Hamish: How much of that can he still do? And how are you managing that as things evolve?
Daisy: Yeah, he's definitely an amazing granddad and is so present. And, you know, just gives 150 per cent all the time.
Millie: Yeah, amazing granddad. My kids are just obsessed with him and Ty and yes, so much effort. Even Dad will go a week without seeing Maggie, and after three days, he's FaceTiming her, saying, “I miss you so much, Grand” (they call him ‘Grand’), “we'll see you really soon”. And, yeah, it just puts in so much effort, but we're just really mindful yeah, sometimes we have to say, “go and have a rest”, or the four kids all together – like, he loves everyone being all together, but it's also a lot and a bit of a sensory overload. So it's like, we just make sure there's not music on and, yeah, go for a little walk outside, so it just breaks it up a bit. And have that one-on-one with the kids is better for him.
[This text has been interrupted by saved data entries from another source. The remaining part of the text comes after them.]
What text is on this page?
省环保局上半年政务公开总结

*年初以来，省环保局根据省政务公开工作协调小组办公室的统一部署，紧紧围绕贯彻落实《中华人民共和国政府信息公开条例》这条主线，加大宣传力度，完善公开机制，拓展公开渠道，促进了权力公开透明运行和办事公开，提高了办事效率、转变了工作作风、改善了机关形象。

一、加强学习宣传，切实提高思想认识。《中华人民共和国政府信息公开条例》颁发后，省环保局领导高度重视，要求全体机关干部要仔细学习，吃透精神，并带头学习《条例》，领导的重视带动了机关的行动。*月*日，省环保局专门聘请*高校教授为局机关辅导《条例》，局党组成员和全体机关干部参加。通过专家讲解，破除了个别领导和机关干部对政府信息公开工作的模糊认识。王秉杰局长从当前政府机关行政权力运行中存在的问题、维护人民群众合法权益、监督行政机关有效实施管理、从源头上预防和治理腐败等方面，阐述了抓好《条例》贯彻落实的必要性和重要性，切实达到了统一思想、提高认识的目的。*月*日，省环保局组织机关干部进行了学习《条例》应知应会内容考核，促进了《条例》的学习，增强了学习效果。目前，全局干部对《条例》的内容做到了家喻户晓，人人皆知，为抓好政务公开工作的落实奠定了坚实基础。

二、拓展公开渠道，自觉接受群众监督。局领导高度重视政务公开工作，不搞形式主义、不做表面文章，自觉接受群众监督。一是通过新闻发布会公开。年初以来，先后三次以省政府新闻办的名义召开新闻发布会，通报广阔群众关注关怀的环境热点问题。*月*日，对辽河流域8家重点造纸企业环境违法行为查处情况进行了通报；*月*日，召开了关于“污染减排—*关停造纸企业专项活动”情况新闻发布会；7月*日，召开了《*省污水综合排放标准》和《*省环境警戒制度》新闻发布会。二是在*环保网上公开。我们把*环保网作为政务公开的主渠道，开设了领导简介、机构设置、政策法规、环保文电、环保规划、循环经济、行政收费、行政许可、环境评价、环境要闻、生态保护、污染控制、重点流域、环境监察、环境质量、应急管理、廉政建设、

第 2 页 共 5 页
Daisy: He used to, you know, have the kids on the dedicated days. So like, for example, he'd have Maggie on a Tuesday, Archie on a Thursday and things like that, and or Maggie would sleep over and things like that. But I think Millie and I are very conscious of him becoming tired, and it's quite draining for him now, so.
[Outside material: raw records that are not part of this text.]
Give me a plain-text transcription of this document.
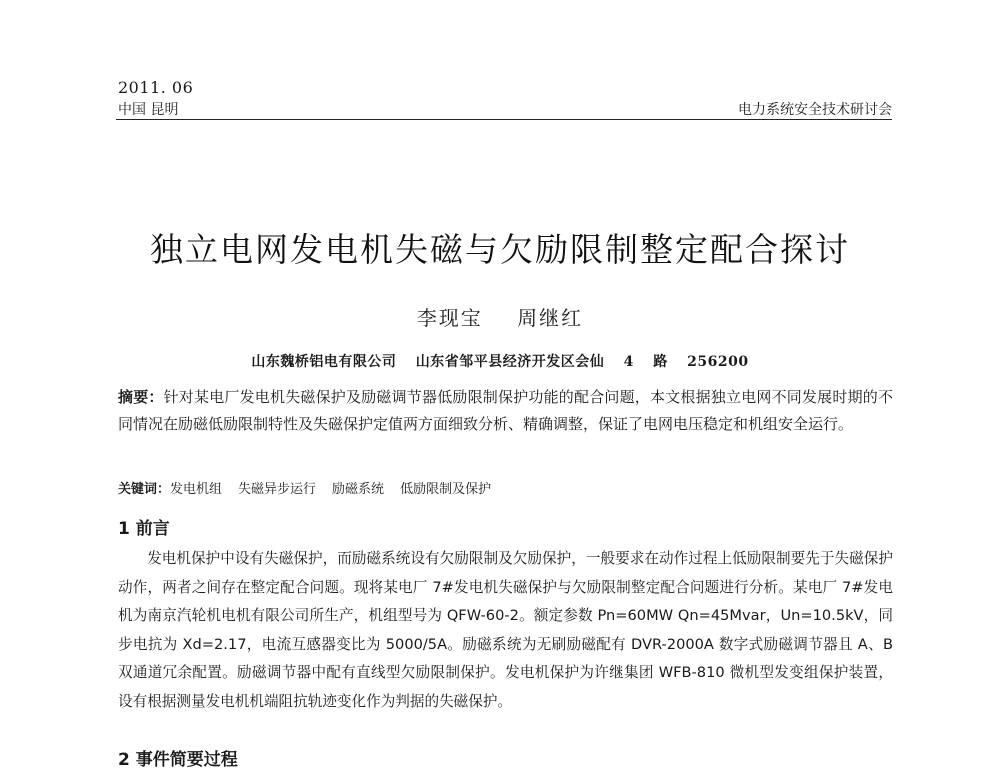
2011. 06
中国 昆明	电力系统安全技术研讨会
独立电网发电机失磁与欠励限制整定配合探讨
李现宝 周继红
山东魏桥铝电有限公司 山东省邹平县经济开发区会仙 4 路 256200
摘要：针对某电厂发电机失磁保护及励磁调节器低励限制保护功能的配合问题，本文根据独立电网不同发展时期的不同情况在励磁低励限制特性及失磁保护定值两方面细致分析、精确调整，保证了电网电压稳定和机组安全运行。
关键词：发电机组 失磁异步运行 励磁系统 低励限制及保护
1 前言
发电机保护中设有失磁保护，而励磁系统设有欠励限制及欠励保护，一般要求在动作过程上低励限制要先于失磁保护动作，两者之间存在整定配合问题。现将某电厂 7#发电机失磁保护与欠励限制整定配合问题进行分析。某电厂 7#发电机为南京汽轮机电机有限公司所生产，机组型号为 QFW-60-2。额定参数 Pn=60MW Qn=45Mvar，Un=10.5kV，同步电抗为 Xd=2.17，电流互感器变比为 5000/5A。励磁系统为无刷励磁配有 DVR-2000A 数字式励磁调节器且 A、B 双通道冗余配置。励磁调节器中配有直线型欠励限制保护。发电机保护为许继集团 WFB-810 微机型发变组保护装置，设有根据测量发电机机端阻抗轨迹变化作为判据的失磁保护。
2 事件简要过程
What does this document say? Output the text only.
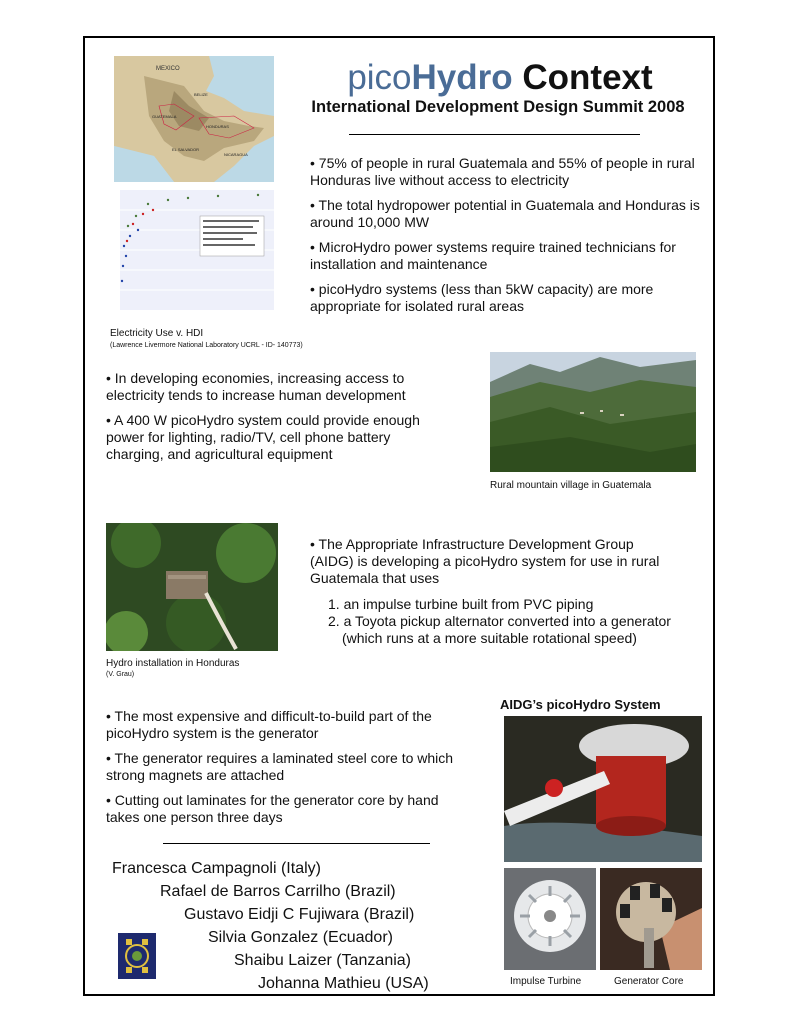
MEXICO
GUATEMALA
HONDURAS
EL SALVADOR
NICARAGUA
BELIZE
Electricity Use v. HDI
(Lawrence Livermore National Laboratory UCRL - ID- 140773)
picoHydro Context
International Development Design Summit 2008
• 75% of people in rural Guatemala and 55% of people in rural Honduras live without access to electricity
• The total hydropower potential in Guatemala and Honduras is around 10,000 MW
• MicroHydro power systems require trained technicians for installation and maintenance
• picoHydro systems (less than 5kW capacity) are more appropriate for isolated rural areas
• In developing economies, increasing access to electricity tends to increase human development
• A 400 W picoHydro system could provide enough power for lighting, radio/TV, cell phone battery charging, and agricultural equipment
Rural mountain village in Guatemala
Hydro installation in Honduras
(V. Grau)
• The Appropriate Infrastructure Development Group (AIDG) is developing a picoHydro system for use in rural Guatemala that uses
1. an impulse turbine built from PVC piping
2. a Toyota pickup alternator converted into a generator
(which runs at a more suitable rotational speed)
AIDG’s picoHydro System
Impulse Turbine	Generator Core
• The most expensive and difficult-to-build part of the picoHydro system is the generator
• The generator requires a laminated steel core to which strong magnets are attached
• Cutting out laminates for the generator core by hand takes one person three days
Francesca Campagnoli (Italy)
Rafael de Barros Carrilho (Brazil)
Gustavo Eidji C Fujiwara (Brazil)
Silvia Gonzalez (Ecuador)
Shaibu Laizer (Tanzania)
Johanna Mathieu (USA)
Millie: Which he finds really hard, because he wants to take them to their cottage, you know, for a week and do all those things. And I really hope we can make that happen, but at the same time, like, we might not.
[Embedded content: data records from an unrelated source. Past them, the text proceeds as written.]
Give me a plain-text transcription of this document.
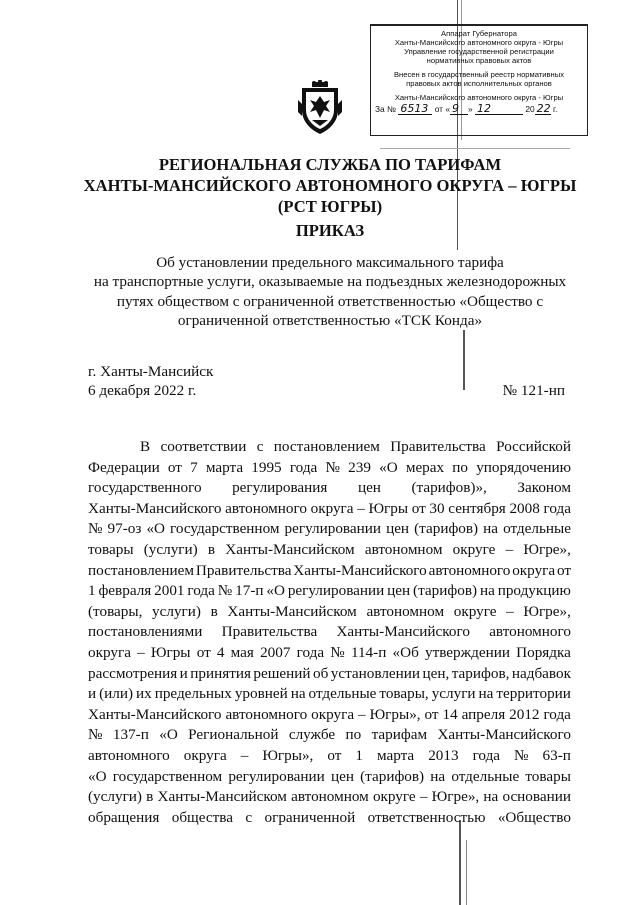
Аппарат Губернатора
Ханты-Мансийского автономного округа - Югры
Управление государственной регистрации
нормативных правовых актов
Внесен в государственный реестр нормативных
правовых актов исполнительных органов
Ханты-Мансийского автономного округа - Югры
За № 6513 от « 9 » 12	20 22 г.
РЕГИОНАЛЬНАЯ СЛУЖБА ПО ТАРИФАМ
ХАНТЫ-МАНСИЙСКОГО АВТОНОМНОГО ОКРУГА – ЮГРЫ
(РСТ ЮГРЫ)
ПРИКАЗ
Об установлении предельного максимального тарифа
на транспортные услуги, оказываемые на подъездных железнодорожных
путях обществом с ограниченной ответственностью «Общество с
ограниченной ответственностью «ТСК Конда»
г. Ханты-Мансийск
6 декабря 2022 г.	№ 121-нп
В соответствии с постановлением Правительства Российской
Федерации от 7 марта 1995 года № 239 «О мерах по упорядочению
государственного регулирования цен (тарифов)», Законом
Ханты-Мансийского автономного округа – Югры от 30 сентября 2008 года
№ 97-оз «О государственном регулировании цен (тарифов) на отдельные
товары (услуги) в Ханты-Мансийском автономном округе – Югре»,
постановлением Правительства Ханты-Мансийского автономного округа от
1 февраля 2001 года № 17-п «О регулировании цен (тарифов) на продукцию
(товары, услуги) в Ханты-Мансийском автономном округе – Югре»,
постановлениями Правительства Ханты-Мансийского автономного
округа – Югры от 4 мая 2007 года № 114-п «Об утверждении Порядка
рассмотрения и принятия решений об установлении цен, тарифов, надбавок
и (или) их предельных уровней на отдельные товары, услуги на территории
Ханты-Мансийского автономного округа – Югры», от 14 апреля 2012 года
№ 137-п «О Региональной службе по тарифам Ханты-Мансийского
автономного округа – Югры», от 1 марта 2013 года № 63-п
«О государственном регулировании цен (тарифов) на отдельные товары
(услуги) в Ханты-Мансийском автономном округе – Югре», на основании
обращения общества с ограниченной ответственностью «Общество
Daisy: Yeah it's hard to accept those things, definitely, you know, like, he'll say: “wait till they're older and we'll all be going on holidays”, or you know, “we're gonna get bunk beds and they'll all come for sleepovers, and we'll watch movies”, and it's so incredible to hear and think in your head, but it's like the other side of that is “is that really what's gonna happen?”, you know, and you hope and you pray, but you just never know. So it's double-edged sword, in a way.
Hamish: Your dad said to me that when your mum died, when Lorna died, he kind of went into a bit of a ‘super-dad’ mode. That was his response to it, and he compared that with now and learning the news, and wanting to give you guys an impression of everything that it was all okay. Do you… can you see that?
Jim: Yeah, as soon as you just said that I'm thinking, “oh, my God, he's done the same thing with our grandkids”.
Millie: I, for sure, agree with that.
Daisy: Like ‘super-granddad’.
Millie: Yep.
Daisy: A hundred and fifty per cent of the time, every day, to protect them, but also for us, because he puts on a brave face for us as well. Definitely.
Millie: Yeah. He definitely puts on a brave face, yeah. Like, we kind of forget what he's going through, in a way, because we don't talk about it that often, and he's doing so well that, I mean, sometimes we even forget. And then we just did a memory walk, and we all got together. And that was really confronting, because we don't do these things where we sit and talk about it. We just, we try to put on a brave face, too for him, and just live normally.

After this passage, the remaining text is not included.